Why We Develop Food Allergies
Coached by breast milk and good bacteria, the immune system strives to learn the difference between food and pathogens before the first morsel crosses our lips
An infant floating in the womb enjoys warmth, nutrition and an environment free of microorganisms. During the birth process—even before she takes her first breath—a baby begins to encounter microbes and other foreign substances, collectively called antigens, that can stimulate her new immune system. Most of these immunological challenges take place on mucosal surfaces such as the gut and airways.

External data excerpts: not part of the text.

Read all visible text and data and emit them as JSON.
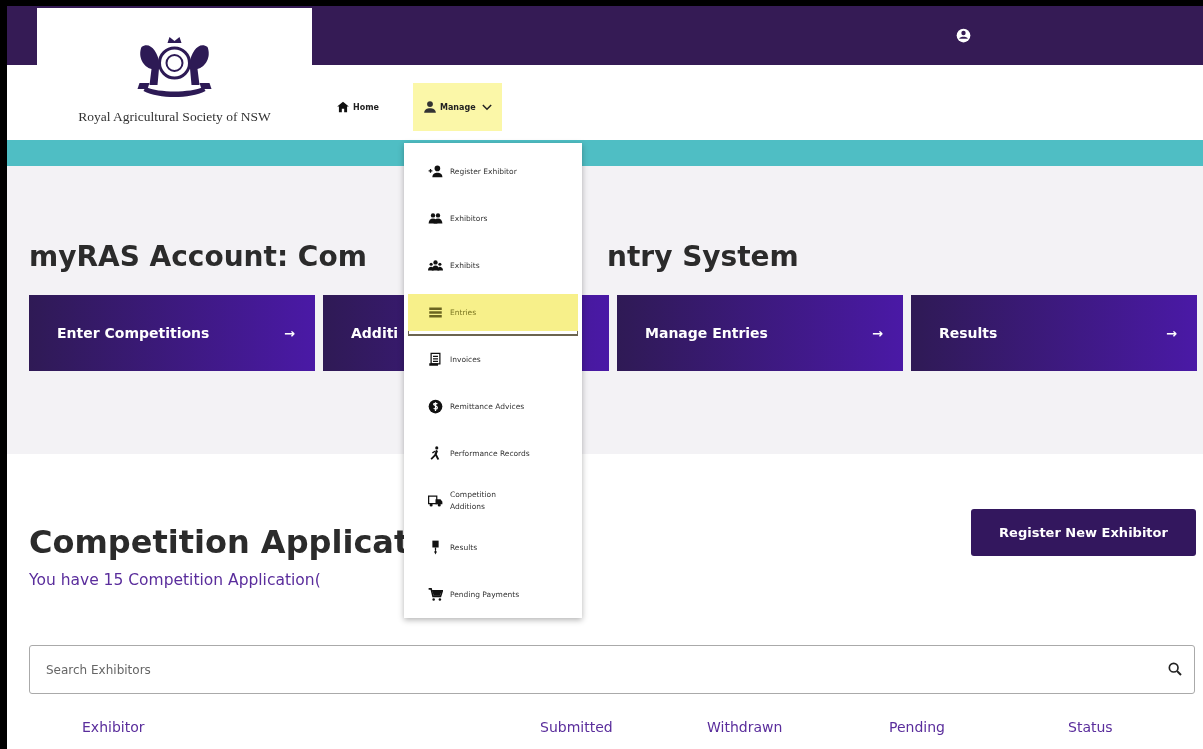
{
  "header": {
    "org_name": "Royal Agricultural Society of NSW"
  },
  "nav": [
    {
      "label": "Home",
      "selected": false
    },
    {
      "label": "Manage",
      "selected": true
    }
  ],
  "manage_menu": [
    {
      "label": "Register Exhibitor",
      "selected": false
    },
    {
      "label": "Exhibitors",
      "selected": false
    },
    {
      "label": "Exhibits",
      "selected": false
    },
    {
      "label": "Entries",
      "selected": true
    },
    {
      "label": "Invoices",
      "selected": false
    },
    {
      "label": "Remittance Advices",
      "selected": false
    },
    {
      "label": "Performance Records",
      "selected": false
    },
    {
      "label": "Competition\nAdditions",
      "selected": false
    },
    {
      "label": "Results",
      "selected": false
    },
    {
      "label": "Pending Payments",
      "selected": false
    }
  ],
  "page_title": {
    "before_menu": "myRAS Account: Com",
    "after_menu": "ntry System"
  },
  "action_cards": [
    {
      "label": "Enter Competitions",
      "arrow": "→"
    },
    {
      "label": "Additi"
    },
    {
      "label": "Manage Entries",
      "arrow": "→"
    },
    {
      "label": "Results",
      "arrow": "→"
    }
  ],
  "applications": {
    "heading": "Competition Applicat",
    "summary": "You have 15 Competition Application(",
    "register_button": "Register New Exhibitor"
  },
  "search": {
    "placeholder": "Search Exhibitors"
  },
  "table": {
    "columns": [
      "Exhibitor",
      "Submitted",
      "Withdrawn",
      "Pending",
      "Status"
    ]
  }
}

The first line of defense in a newborn's gut is the system of immune exclusion, which uses exported antibodies to bind germs and potentially harmful compounds on the mucosal surface. Antibodies coat the pathogens to prevent them from invading the gut wall, and they bind to unfamiliar cell fragments or macromolecules to regulate their passage into the body. The class of antibodies known as secretory immunoglobulin A(SIgA) is most responsible for immune exclusion; it is a nice antibody that is actively pumped out to the surface and seldom elicits inflammation when it goes to work.
New babies, however, produce little or no SIgA. They depend on other types of antibodies during the first vulnerable months of life, primarily residual IgG from the mother and small amounts of mucosal IgM. The only significant source of SIgA antibodies during this period is breast milk, which helps protect the newborn until her immune system is established. In developed countries, the child's ability to produce SIgA is quite variable, being completed between one and ten years of age. Babies in developing countries often establish secretory immunity much earlier, presumably because of greater exposure to stimulating microbes.

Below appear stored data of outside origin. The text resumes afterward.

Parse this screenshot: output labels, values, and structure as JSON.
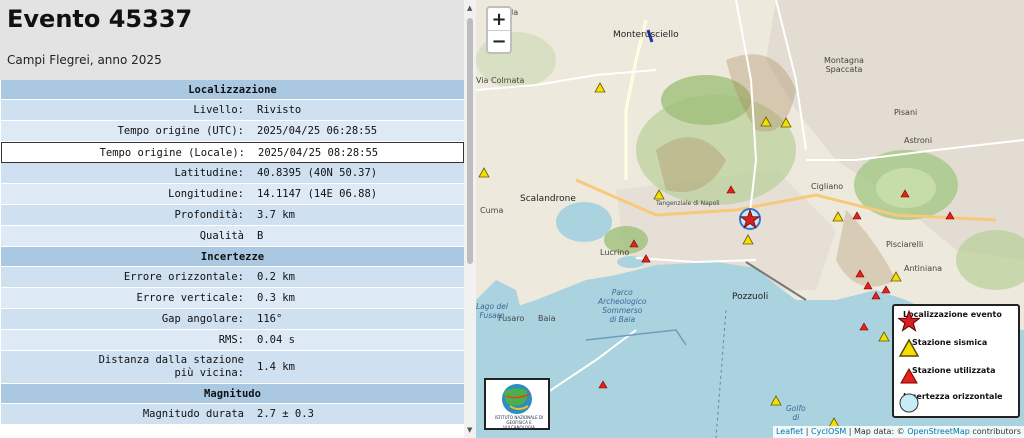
{
  "event": {
    "title": "Evento 45337",
    "subtitle": "Campi Flegrei, anno 2025"
  },
  "sections": {
    "localizzazione": "Localizzazione",
    "incertezze": "Incertezze",
    "magnitudo": "Magnitudo"
  },
  "fields": {
    "livello": {
      "label": "Livello:",
      "value": "Rivisto"
    },
    "tempo_utc": {
      "label": "Tempo origine (UTC):",
      "value": "2025/04/25 06:28:55"
    },
    "tempo_locale": {
      "label": "Tempo origine (Locale):",
      "value": "2025/04/25 08:28:55"
    },
    "latitudine": {
      "label": "Latitudine:",
      "value": "40.8395 (40N 50.37)"
    },
    "longitudine": {
      "label": "Longitudine:",
      "value": "14.1147 (14E 06.88)"
    },
    "profondita": {
      "label": "Profondità:",
      "value": "3.7 km"
    },
    "qualita": {
      "label": "Qualità",
      "value": "B"
    },
    "errore_orizzontale": {
      "label": "Errore orizzontale:",
      "value": "0.2 km"
    },
    "errore_verticale": {
      "label": "Errore verticale:",
      "value": "0.3 km"
    },
    "gap": {
      "label": "Gap angolare:",
      "value": "116°"
    },
    "rms": {
      "label": "RMS:",
      "value": "0.04 s"
    },
    "distanza": {
      "label_line1": "Distanza dalla stazione",
      "label_line2": "più vicina:",
      "value": "1.4 km"
    },
    "magnitudo_durata": {
      "label": "Magnitudo durata",
      "value": "2.7 ± 0.3"
    }
  },
  "map": {
    "zoom_in": "+",
    "zoom_out": "−",
    "places": {
      "monterusciello": "Monterusciello",
      "montagna_spaccata": "Montagna\nSpaccata",
      "montagna_line1": "Montagna",
      "montagna_line2": "Spaccata",
      "pisani": "Pisani",
      "astroni": "Astroni",
      "cigliano": "Cigliano",
      "pisciarelli": "Pisciarelli",
      "antiniana": "Antiniana",
      "scalandrone": "Scalandrone",
      "cuma": "Cuma",
      "lucrino": "Lucrino",
      "pozzuoli": "Pozzuoli",
      "fusaro": "Fusaro",
      "baia": "Baia",
      "lago_fusaro": "Lago del\nFusaro",
      "lago_line1": "Lago del",
      "lago_line2": "Fusaro",
      "parco_line1": "Parco",
      "parco_line2": "Archeologico",
      "parco_line3": "Sommerso",
      "parco_line4": "di Baia",
      "golfo_line1": "Golfo",
      "golfo_line2": "di",
      "via_colmata": "Via Colmata",
      "pola": "pola",
      "tangenziale": "Tangenziale di Napoli"
    },
    "legend": {
      "evento": "Localizzazione evento",
      "sismica": "Stazione sismica",
      "utilizzata": "Stazione utilizzata",
      "incertezza": "Incertezza orizzontale"
    },
    "logo_text": "ISTITUTO NAZIONALE DI GEOFISICA E VULCANOLOGIA",
    "attribution": {
      "leaflet": "Leaflet",
      "sep1": " | ",
      "cyclosm": "CyclOSM",
      "mid": " | Map data: © ",
      "osm": "OpenStreetMap",
      "end": " contributors"
    },
    "colors": {
      "water": "#a7cde4",
      "star": "#d42020",
      "station_yellow": "#f4e000",
      "station_red": "#e8201a",
      "uncertainty": "#c8ecf6"
    }
  }
}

In addition to their job of binding up troublesome antigens, SIgA antibodies help the gut to develop by enhancing the barrier function of the epithelial lining. The gut mucosa of most infants matures during the first months of life. But in some children, the mucosal barrier remains inadequate for several years, and incomplete secretory immunity can contribute to the delay. Not surprisingly, genetically manipulated (knockout) mice that lack SIgA and SIgM have leaky mucosal membranes.

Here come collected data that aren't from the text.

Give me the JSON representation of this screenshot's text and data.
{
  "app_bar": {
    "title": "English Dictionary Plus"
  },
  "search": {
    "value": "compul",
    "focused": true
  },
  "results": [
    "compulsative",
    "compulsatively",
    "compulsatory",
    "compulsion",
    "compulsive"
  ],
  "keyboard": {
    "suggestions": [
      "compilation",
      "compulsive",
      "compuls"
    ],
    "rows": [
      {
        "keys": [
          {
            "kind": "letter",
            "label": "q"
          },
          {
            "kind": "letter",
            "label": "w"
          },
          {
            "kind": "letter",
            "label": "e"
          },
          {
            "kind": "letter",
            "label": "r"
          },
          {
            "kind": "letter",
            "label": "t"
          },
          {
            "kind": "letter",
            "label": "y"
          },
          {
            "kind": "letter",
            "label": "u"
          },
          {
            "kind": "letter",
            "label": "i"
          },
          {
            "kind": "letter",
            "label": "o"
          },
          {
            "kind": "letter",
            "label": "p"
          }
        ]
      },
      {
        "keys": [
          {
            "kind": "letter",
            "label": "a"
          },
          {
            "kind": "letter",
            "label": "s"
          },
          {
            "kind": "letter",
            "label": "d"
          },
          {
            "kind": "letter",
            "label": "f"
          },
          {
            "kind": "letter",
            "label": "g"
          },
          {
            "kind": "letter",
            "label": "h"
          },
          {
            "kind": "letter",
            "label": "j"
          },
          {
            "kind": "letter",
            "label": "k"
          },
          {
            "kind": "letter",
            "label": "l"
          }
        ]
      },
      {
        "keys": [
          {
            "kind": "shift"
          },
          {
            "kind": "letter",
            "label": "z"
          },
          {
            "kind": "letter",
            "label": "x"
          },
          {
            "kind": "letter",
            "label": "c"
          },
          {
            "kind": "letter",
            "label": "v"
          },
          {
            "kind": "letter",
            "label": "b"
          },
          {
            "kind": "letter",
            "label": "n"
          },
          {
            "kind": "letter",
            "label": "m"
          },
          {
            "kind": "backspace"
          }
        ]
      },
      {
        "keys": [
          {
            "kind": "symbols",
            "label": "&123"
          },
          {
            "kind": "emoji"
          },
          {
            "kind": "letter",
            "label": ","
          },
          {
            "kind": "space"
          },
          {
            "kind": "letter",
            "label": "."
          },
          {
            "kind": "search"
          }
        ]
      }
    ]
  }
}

The SIgA system seems to be important in setting an individual's threshold for adverse reactions to food. The risk of food allergy is higher when the development of IgA-producing cells is retarded or when SIgA-dependent development of the gut barrier is insufficient. On the positive side, babies who breastfeed exclusively for at least the first four months appear to have fewer allergies. This effect may be the product of IgA-directed gut maturation, but human milk also contains immune cells, immune-regulating cytokines and growth factors that exert positive biological effects.